Estelle didn't answer.

Didn't look back.

She wheeled toward the massive foyer doors.

Estelle stretched a trembling hand toward the handle.

She pushed.

The massive foyer doors opened with a low groan, and she froze.

The same black Mercedes waited at the base of the steps.

The driver stood beside it, posture rigid, hands clasped behind his back.

Watching her.

Not surprised.

Waiting.

For one suspended heartbeat, it felt like a hearse.

Her pulse thundered in her ears.

"Take me home," she barked, breath ragged from the strain of the stairs. 

The words scraped her throat on the way out.

The chauffeur didn't move.

Didn't blink.

Before she could repeat herself, the foyer door creaked open behind her.

"Going somewhere?" Vance's voice came from behind her, smooth as silk.

She didn't turn. "To the rink."

"Of course you are." He stepped beside her, studying the bent wheelchair, the scrapes on her arms. "That was quite a fall. We were concerned."

Estelle looked at him now. "You were watching."

"We're always watching, Estelle."

He turned to the chauffeur. "Take her wherever she wants to go." 

The chauffeur nodded once.

Vance's eyes returned to her.

"Remember what is at stake," he said and turned away.

Estelle refused to look at him.

Instead, she lifted her arms.

Offered herself up.

The same way she had earlier.

But this time, it wasn't surrender.

It was strategy.

She had one card left.

And she would play it.

The driver lifted her carefully into the back seat. The leather was cool against her skin. 

The door shut with a heavy, sealed sound.

As he moved to the driver's seat, Estelle's gaze lifted.

And she saw him.

Magnus. Standing at the top window.

Still as stone.

Hands clasped behind his back.

Watching.

No anger.

No urgency.

Just calculation.

As if she were a piece sliding across a board exactly as expected.

Her jaw tightened. She held his gaze. Refused to look away first. 

A silent declaration: 'You haven't broken me. Not yet.' 

Only then did she turn her head, dismissing him like he was nothing. 

Like he hadn't just watched her nearly die.

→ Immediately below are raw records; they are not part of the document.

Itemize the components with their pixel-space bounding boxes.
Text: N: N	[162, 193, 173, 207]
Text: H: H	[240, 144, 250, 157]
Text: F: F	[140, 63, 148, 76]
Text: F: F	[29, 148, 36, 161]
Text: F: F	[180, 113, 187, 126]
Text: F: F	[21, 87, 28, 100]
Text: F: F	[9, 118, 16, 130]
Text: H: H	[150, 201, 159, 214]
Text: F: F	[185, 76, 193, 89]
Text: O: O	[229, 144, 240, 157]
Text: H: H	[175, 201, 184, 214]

"Get me out of here," she told the driver, voice low but fierce. "If this works, I won't need them anymore."

The engine roared to life.

From the top window, Vance stepped in beside Magnus.

They watched the Mercedes descend the drive.

"Make the call," Magnus said quietly.

No emotion.

"I want her back."

A beat.

"And obedient."

He turned and walked away without another glance.